Aït Benhaddou
"Chaque surface ici est de la même couleur que le sol dont elle est issue. Des bâtiments comme ça ne semblent pas posés — ils semblent poussés."
Une ville kasbah classée à l'UNESCO qui a joué la Rome antique, la Perse médiévale et Yunkaï l'esclavagiste — et qui se révèle plus réelle que toutes.
J’ai traversé l’oued Ounila à pied parce que la saison sèche l’avait réduit à un entrelacs superficiel de chenaux qu’on pouvait sauter de pierre en pierre, et je suis arrivé sur l’autre rive avec les chevilles mouillées et tout le ksar qui se dressait devant moi dans la lumière de fin d’après-midi. Les cars de tourisme étaient partis. Une famille de chats avait investi la base de la première tour. Les murs en pisé — terre battue, paille, gypse — traversaient leur transformation chromatique vespérale, du brun terne à quelque chose de plus proche du cuivre fondu, et je suis resté là un moment à simplement absorber le fait visuel : une ville de tours construite avec le sol sur lequel elle se dresse, le même rouge-ocre de la fondation au créneau, comme si elle avait simplement poussé vers le haut depuis la colline une saison sèche après l’autre.

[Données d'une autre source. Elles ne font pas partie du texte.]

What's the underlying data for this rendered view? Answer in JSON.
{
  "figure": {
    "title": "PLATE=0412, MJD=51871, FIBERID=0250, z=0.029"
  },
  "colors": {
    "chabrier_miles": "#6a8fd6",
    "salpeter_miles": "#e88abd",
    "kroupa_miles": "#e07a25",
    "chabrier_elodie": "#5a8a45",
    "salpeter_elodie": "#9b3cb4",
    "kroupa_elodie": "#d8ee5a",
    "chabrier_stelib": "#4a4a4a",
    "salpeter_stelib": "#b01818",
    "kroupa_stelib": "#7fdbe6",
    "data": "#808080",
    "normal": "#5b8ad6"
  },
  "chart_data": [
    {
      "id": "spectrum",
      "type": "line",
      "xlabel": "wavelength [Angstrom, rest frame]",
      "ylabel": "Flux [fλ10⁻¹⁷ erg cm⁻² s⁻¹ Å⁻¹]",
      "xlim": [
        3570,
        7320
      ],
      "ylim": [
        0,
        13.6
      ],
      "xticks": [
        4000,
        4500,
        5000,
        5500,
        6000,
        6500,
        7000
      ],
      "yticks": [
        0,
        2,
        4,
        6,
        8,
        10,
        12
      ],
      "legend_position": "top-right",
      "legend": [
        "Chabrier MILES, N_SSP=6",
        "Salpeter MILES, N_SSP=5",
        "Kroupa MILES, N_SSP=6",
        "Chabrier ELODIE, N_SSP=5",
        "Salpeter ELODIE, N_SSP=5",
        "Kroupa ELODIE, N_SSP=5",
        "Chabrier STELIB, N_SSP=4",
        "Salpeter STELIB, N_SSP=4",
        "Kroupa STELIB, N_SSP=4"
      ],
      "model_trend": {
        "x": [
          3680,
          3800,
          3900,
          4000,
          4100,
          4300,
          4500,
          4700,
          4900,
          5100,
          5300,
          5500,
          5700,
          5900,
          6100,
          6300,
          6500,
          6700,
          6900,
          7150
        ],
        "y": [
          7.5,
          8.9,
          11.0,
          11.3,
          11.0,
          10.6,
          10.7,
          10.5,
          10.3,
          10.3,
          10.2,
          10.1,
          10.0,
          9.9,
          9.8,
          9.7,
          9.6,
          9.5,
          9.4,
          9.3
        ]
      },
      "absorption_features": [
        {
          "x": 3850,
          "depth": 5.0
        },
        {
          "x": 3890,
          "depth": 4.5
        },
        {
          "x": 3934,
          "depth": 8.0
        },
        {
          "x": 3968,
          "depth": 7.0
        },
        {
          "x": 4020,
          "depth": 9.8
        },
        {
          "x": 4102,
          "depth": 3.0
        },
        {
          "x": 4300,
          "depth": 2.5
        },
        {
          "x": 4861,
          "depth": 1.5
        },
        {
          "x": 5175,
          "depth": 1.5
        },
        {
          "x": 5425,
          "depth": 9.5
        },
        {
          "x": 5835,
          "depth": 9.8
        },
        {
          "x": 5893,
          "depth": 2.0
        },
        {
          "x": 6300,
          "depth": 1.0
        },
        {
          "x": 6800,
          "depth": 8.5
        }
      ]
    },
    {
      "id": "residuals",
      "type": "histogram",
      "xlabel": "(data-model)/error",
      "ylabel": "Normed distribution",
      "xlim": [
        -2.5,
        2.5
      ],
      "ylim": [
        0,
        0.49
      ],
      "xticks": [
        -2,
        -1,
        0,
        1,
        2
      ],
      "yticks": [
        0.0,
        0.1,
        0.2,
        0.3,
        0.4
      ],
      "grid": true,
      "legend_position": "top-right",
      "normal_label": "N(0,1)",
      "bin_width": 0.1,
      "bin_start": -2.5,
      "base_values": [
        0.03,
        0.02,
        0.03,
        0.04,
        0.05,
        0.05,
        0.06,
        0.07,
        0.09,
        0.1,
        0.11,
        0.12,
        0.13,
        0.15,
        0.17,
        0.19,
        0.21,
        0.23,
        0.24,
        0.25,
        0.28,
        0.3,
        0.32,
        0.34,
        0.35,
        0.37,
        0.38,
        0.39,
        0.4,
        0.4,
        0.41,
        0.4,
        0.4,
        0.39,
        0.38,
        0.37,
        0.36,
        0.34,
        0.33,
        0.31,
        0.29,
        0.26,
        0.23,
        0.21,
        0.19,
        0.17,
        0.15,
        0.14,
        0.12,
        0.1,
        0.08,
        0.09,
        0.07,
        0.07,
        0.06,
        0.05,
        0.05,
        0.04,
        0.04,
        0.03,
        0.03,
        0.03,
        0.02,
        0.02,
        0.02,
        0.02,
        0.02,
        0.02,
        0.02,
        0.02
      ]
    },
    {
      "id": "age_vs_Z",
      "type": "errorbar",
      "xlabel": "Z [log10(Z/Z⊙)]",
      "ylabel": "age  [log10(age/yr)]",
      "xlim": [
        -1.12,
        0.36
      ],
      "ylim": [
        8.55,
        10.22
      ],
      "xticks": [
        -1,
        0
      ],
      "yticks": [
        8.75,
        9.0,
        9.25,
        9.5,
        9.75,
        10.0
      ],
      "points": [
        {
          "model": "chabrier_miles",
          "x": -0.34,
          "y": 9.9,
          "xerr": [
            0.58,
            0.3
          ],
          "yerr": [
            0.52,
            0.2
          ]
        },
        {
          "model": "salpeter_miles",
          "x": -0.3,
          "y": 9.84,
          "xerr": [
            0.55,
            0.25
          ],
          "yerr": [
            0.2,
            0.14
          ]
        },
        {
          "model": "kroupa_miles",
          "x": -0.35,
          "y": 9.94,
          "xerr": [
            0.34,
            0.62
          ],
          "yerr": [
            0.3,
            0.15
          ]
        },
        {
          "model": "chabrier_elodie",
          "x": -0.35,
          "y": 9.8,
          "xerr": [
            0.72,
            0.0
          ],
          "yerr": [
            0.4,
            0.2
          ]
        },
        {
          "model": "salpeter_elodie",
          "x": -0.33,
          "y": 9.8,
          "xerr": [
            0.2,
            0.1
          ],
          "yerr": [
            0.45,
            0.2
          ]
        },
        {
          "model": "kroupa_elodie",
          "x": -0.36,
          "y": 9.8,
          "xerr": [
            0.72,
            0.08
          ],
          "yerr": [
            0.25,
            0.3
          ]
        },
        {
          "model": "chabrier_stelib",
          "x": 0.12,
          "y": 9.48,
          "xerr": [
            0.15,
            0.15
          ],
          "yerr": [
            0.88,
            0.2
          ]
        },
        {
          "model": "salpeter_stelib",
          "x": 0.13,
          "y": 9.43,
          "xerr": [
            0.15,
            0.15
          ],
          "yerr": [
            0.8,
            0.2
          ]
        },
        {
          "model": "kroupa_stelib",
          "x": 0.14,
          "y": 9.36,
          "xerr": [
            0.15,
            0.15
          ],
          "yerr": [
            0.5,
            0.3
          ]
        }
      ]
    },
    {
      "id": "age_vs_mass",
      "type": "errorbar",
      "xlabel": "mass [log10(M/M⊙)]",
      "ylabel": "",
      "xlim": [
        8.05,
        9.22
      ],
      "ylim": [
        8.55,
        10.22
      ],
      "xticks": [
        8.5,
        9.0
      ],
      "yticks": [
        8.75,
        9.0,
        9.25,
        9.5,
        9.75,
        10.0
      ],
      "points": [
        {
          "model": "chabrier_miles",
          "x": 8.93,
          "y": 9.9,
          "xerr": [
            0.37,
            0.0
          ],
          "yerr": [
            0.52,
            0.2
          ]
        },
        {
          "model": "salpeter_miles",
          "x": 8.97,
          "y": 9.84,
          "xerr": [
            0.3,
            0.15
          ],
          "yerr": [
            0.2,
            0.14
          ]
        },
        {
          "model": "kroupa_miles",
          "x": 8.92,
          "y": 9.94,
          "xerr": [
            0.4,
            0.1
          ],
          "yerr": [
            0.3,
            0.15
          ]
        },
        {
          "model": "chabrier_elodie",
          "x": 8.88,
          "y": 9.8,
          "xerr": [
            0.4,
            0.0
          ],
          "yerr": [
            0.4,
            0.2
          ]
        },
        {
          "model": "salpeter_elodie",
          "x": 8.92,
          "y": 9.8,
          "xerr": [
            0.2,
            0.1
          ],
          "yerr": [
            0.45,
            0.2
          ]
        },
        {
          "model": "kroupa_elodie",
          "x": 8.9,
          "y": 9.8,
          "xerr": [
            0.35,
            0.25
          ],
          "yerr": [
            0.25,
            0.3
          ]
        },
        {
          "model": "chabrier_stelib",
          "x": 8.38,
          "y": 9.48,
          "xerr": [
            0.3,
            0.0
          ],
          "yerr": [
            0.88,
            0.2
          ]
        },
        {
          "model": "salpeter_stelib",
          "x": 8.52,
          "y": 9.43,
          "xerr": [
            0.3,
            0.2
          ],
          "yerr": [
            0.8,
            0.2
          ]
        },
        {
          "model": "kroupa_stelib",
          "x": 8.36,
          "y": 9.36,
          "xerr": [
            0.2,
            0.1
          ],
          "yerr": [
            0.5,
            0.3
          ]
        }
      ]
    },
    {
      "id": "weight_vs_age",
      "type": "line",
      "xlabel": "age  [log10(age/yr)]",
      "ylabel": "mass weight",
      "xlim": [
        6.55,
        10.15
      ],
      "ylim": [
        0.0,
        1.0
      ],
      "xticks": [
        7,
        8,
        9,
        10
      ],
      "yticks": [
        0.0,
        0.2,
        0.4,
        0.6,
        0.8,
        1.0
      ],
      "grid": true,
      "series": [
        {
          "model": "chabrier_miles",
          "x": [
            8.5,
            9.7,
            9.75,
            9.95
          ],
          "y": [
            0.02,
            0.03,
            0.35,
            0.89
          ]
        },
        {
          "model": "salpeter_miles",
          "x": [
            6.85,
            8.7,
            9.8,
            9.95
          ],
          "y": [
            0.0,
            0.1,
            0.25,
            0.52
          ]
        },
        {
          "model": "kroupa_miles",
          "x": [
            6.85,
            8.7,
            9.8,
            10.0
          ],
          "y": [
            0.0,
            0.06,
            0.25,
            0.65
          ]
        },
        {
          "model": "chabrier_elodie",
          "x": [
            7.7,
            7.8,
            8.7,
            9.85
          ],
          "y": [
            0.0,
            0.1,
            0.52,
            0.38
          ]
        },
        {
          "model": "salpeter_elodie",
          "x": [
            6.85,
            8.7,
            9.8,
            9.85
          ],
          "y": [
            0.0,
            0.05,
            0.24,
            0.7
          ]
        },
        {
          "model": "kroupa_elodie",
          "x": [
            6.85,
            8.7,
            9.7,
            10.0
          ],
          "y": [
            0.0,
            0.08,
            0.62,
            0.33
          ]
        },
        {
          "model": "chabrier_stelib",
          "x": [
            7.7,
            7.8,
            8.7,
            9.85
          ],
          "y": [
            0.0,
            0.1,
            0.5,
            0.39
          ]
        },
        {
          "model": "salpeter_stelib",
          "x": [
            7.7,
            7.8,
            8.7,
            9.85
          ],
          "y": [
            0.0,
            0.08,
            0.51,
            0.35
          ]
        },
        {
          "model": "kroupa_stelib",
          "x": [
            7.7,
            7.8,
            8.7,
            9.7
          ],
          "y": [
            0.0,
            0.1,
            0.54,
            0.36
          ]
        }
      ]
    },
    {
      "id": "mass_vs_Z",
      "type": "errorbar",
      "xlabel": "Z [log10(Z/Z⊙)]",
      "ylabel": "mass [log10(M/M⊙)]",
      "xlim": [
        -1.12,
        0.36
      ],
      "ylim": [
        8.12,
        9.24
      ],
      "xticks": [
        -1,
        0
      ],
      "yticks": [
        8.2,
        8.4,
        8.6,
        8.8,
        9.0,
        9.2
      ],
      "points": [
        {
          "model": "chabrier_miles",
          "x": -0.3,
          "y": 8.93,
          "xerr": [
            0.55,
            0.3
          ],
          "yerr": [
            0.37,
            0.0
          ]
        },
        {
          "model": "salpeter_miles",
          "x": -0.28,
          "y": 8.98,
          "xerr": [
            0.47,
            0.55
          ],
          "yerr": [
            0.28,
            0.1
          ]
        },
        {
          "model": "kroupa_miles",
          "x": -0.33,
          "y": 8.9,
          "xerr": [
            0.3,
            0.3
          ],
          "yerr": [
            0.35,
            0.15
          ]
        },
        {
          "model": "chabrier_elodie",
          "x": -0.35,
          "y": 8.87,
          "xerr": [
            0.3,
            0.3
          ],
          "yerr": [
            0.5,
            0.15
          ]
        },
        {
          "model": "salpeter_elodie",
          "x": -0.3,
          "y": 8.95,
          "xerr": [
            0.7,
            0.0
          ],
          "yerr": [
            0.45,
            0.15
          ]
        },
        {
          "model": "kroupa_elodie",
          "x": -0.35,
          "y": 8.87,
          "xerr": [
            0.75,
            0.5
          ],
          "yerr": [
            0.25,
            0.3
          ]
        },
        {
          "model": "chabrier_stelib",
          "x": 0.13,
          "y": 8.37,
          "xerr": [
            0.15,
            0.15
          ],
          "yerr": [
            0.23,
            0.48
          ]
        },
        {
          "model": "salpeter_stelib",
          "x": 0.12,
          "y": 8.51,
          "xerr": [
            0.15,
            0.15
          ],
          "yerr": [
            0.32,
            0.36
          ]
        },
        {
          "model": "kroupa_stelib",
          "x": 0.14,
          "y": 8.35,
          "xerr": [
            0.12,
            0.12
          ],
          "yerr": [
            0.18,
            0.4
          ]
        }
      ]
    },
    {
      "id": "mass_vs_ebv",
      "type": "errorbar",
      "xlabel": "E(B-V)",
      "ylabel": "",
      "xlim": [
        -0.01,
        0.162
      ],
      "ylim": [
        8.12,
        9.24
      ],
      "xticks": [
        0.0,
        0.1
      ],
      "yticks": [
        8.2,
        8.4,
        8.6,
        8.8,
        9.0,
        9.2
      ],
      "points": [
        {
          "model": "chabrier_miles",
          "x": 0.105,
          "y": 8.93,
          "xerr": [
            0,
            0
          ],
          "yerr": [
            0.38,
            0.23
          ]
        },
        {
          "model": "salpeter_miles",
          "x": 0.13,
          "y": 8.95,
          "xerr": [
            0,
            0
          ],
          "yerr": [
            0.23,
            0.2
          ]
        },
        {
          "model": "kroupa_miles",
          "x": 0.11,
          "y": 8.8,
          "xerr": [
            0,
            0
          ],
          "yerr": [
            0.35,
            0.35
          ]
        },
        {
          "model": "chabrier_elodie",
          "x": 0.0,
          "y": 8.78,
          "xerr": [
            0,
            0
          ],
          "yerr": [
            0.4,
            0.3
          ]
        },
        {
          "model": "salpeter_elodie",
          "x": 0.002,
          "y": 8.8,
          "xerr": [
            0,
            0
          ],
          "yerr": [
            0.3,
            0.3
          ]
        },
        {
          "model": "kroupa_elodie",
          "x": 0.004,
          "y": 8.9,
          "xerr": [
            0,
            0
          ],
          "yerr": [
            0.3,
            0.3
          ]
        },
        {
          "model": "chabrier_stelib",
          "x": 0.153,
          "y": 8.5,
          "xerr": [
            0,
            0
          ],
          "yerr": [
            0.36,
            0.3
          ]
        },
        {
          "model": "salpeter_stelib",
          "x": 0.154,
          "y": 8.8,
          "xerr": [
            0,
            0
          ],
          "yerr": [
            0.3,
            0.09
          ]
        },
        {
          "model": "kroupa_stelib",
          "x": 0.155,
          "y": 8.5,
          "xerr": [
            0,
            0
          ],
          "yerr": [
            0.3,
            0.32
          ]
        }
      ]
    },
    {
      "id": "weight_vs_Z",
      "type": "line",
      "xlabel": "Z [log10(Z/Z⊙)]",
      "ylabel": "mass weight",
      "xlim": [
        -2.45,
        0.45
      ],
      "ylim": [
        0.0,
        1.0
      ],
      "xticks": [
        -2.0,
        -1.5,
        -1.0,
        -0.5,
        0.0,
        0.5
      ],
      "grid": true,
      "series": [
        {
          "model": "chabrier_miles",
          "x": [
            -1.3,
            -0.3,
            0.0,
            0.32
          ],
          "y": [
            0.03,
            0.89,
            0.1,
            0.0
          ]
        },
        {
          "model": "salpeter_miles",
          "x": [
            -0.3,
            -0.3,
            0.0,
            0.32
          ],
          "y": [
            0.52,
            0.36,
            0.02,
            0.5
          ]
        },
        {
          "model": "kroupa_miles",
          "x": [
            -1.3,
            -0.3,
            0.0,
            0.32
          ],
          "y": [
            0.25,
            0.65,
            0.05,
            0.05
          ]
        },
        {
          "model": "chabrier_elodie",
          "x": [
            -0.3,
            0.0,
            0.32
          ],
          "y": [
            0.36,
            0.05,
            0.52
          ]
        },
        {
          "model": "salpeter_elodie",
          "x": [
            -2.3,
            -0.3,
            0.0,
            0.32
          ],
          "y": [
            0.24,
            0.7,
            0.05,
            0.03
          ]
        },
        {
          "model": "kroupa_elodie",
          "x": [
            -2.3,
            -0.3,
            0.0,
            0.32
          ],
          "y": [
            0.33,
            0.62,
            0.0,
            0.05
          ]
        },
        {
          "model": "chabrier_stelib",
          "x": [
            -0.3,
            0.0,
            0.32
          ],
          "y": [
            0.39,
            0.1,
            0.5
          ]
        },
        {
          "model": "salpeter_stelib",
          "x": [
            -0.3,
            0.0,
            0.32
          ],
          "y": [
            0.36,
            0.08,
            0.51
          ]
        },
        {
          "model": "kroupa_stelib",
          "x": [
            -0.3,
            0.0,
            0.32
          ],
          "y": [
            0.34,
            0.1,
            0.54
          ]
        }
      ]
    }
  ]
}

Aït Benhaddou est peut-être le lieu le plus filmé du Maroc — Lawrence d’Arabie, Gladiator, Game of Thrones, La Momie, Babel — et en s’y promenant on ressent l’irréalité accumulée de tout cela. Il y a quelque chose de décor cinématographique dans la géométrie parfaite des tours, dans la façon dont le ksar entier se cadre lui-même pour une caméra sous tous les angles. Mais les familles qui vivent encore ici, une poignée d’entre elles maintenant un foyer dans les étages supérieurs, ne jouent pas la comédie. Elles naviguent un site de l’UNESCO qui reçoit des centaines de milliers de visiteurs par an tout en essayant de maintenir quelque chose qui ressemble à une vie ordinaire. J’ai rencontré une femme devant sa porte qui vendait des couvertures tissées à la main dans les couleurs exactes de la kasbah — rouille, sable, brun — et nous avons parlé en français approximatif des équipes de tournage et de comment elles viennent et repartent et si tout cela lui importe. Elle a haussé les épaules d’une façon qui contenait toute une philosophie.

Montez jusqu’à l’agadir — l’ancien grenier collectif au sommet — et la vue s’ouvre sur la vallée de l’Ounila vers l’Atlas et en retour sur le scrubland en direction d’Ouarzazate. En soirée, cette lumière est extraordinaire : la poussière saharienne qui flotte dans l’air ici filtre tout en ambre, et les tours en contrebas semblent générer leur propre chaleur. Je suis resté là jusqu’à ce que les dernières couleurs s’éteignent et que les étoiles commencent à apparaître en nombre que je n’avais pas vu depuis que j’avais campé dans le Sahara, et j’ai compris pour la première fois pourquoi chaque réalisateur qui passe par le Maroc finit ici. Ce n’est pas seulement photogénique. C’est archétype. Ça ressemble à ce à quoi ressemblait le monde ancien avant qu’on décide qu’il devrait ressembler à la Grèce.

Les petits restaurants et maisons d’hôtes de l’autre côté de la rivière — côté village moderne — vont du véritablement bon au déprimant orienté touriste. L’astuce est d’arriver tôt pour dîner et de demander ce qu’ils ont mangé chez eux ce jour-là. Un soir je me suis retrouvé avec une assiette d’omelette berbère, des tomates cuites tendres au cumin, et une corbeille de pain que je n’arrivais pas à arrêter de déchirer, le tout mangé à une table à deux mètres de la rivière pendant que la kasbah s’éteignait tour par tour de l’autre côté de l’eau. Ce dîner m’a coûté moins qu’un café dans la médina de Marrakech. Je l’ai pris lentement.
Quand y aller : D’octobre à mars pour des températures supportables et la meilleure lumière. Avril est beau mais les foules grossissent vite avec le début des vacances de printemps européennes. Juillet et août sont brutaux — 40°C dans la vallée — et le site peut se sentir submergé les jours de pointe estivaux. Venez en semaine si vous pouvez ; les groupes touristiques du week-end de Marrakech sont conséquents.